La forca
L’impressione – netta – è stata quella del buana bianco nelle vesti coloniali del cacciatore che, una volta stesa la preda, le mette un piede sopra per farsi fotografare tutto tronfio. Perché, tra un “mi fa schifo” e un “spero che ora marcisca in galera” (e la chiave, non va buttata via?) fino a un video autocelebrativo in cui un ministro guardasigilli si è travestito da De Gaulle all’amatriciana, la cattura del latitante Cesare Battisti è stata una fiera delle vanità a uso telecamera mica da scherzo. Anzi, senza alcuno scherzo. Tanto che non avrebbe stupito un tentativo di linciaggio sulla pista aeroportuale da parte del ministro dell’Interno e di quello della Giustizia. Insomma, più uno show durante la gara del rutto al bar, che una ferma quanto sobria presenza istituzionale.

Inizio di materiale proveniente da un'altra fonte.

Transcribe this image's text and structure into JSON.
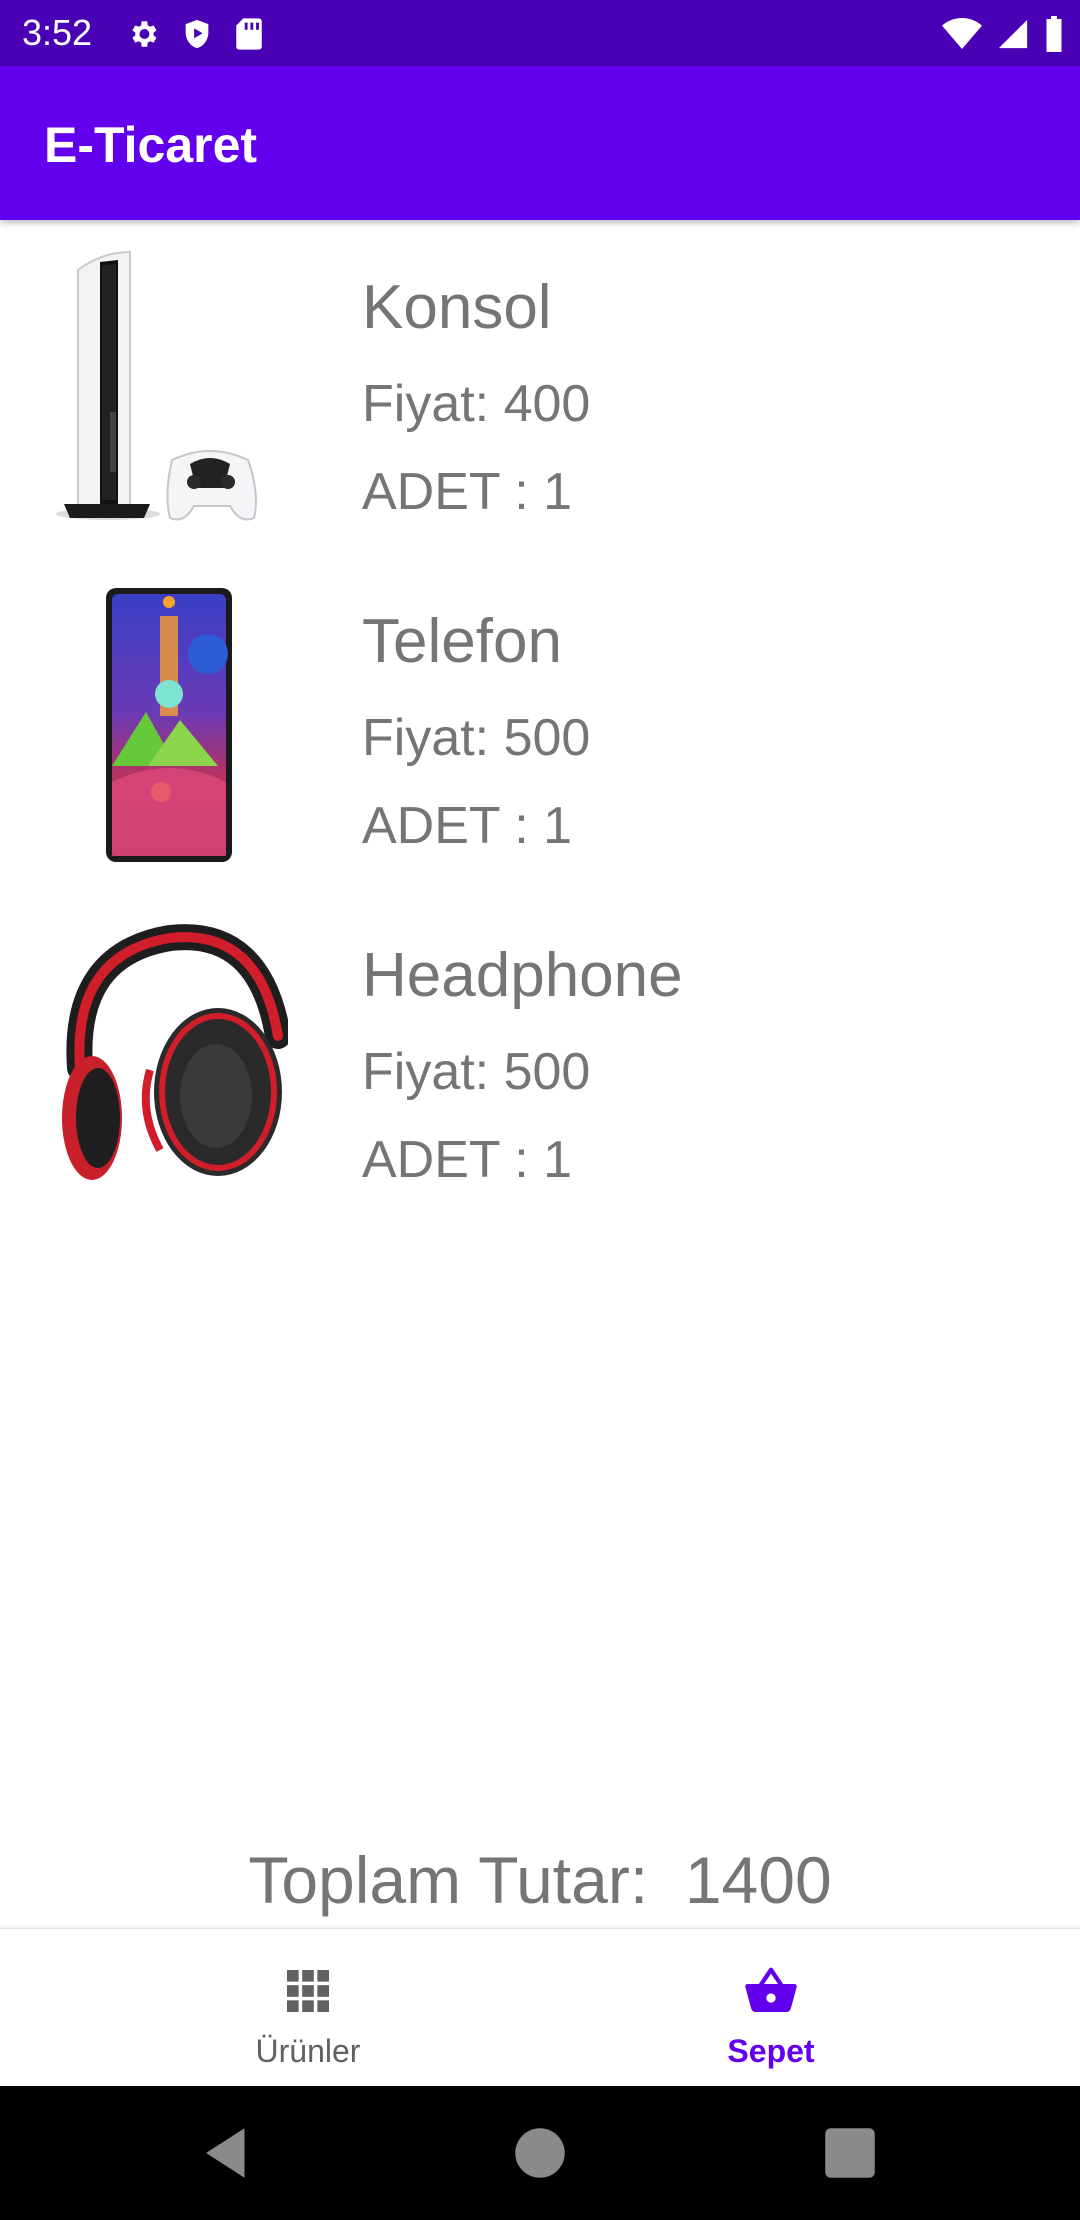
{
  "status_bar": {
    "time": "3:52",
    "left_icons": [
      "gear-icon",
      "shield-play-icon",
      "sd-card-icon"
    ],
    "right_icons": [
      "wifi-icon",
      "signal-icon",
      "battery-icon"
    ]
  },
  "app_bar": {
    "title": "E-Ticaret"
  },
  "cart_items": [
    {
      "name": "Konsol",
      "price": "Fiyat: 400",
      "quantity": "ADET : 1",
      "image": "game-console-image"
    },
    {
      "name": "Telefon",
      "price": "Fiyat: 500",
      "quantity": "ADET : 1",
      "image": "smartphone-image"
    },
    {
      "name": "Headphone",
      "price": "Fiyat: 500",
      "quantity": "ADET : 1",
      "image": "headphone-image"
    }
  ],
  "total": {
    "text": "Toplam Tutar:  1400"
  },
  "bottom_nav": {
    "products_label": "Ürünler",
    "cart_label": "Sepet",
    "active": "cart"
  },
  "colors": {
    "status_bar": "#4a00b4",
    "primary": "#6200ee",
    "text_secondary": "#757575"
  },
  "system_nav": [
    "back-icon",
    "home-icon",
    "recents-icon"
  ]
}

Senza nemmeno accennare – tanto “deve marcire in galera” – al fatto che, per quanto orrido e repellente, il signor Battisti è un cittadino come tutti gli altri, soggetto alle stesse leggi a cui siamo soggetti tutti noi. Si chiama stato di diritto, e ci distingue dal Gabon o dall’Iran. Oppure, in una pausa della gara di rutti, è stato approvato un nuovo codice penale ad personam?
È ora che crescano. O che la smettano.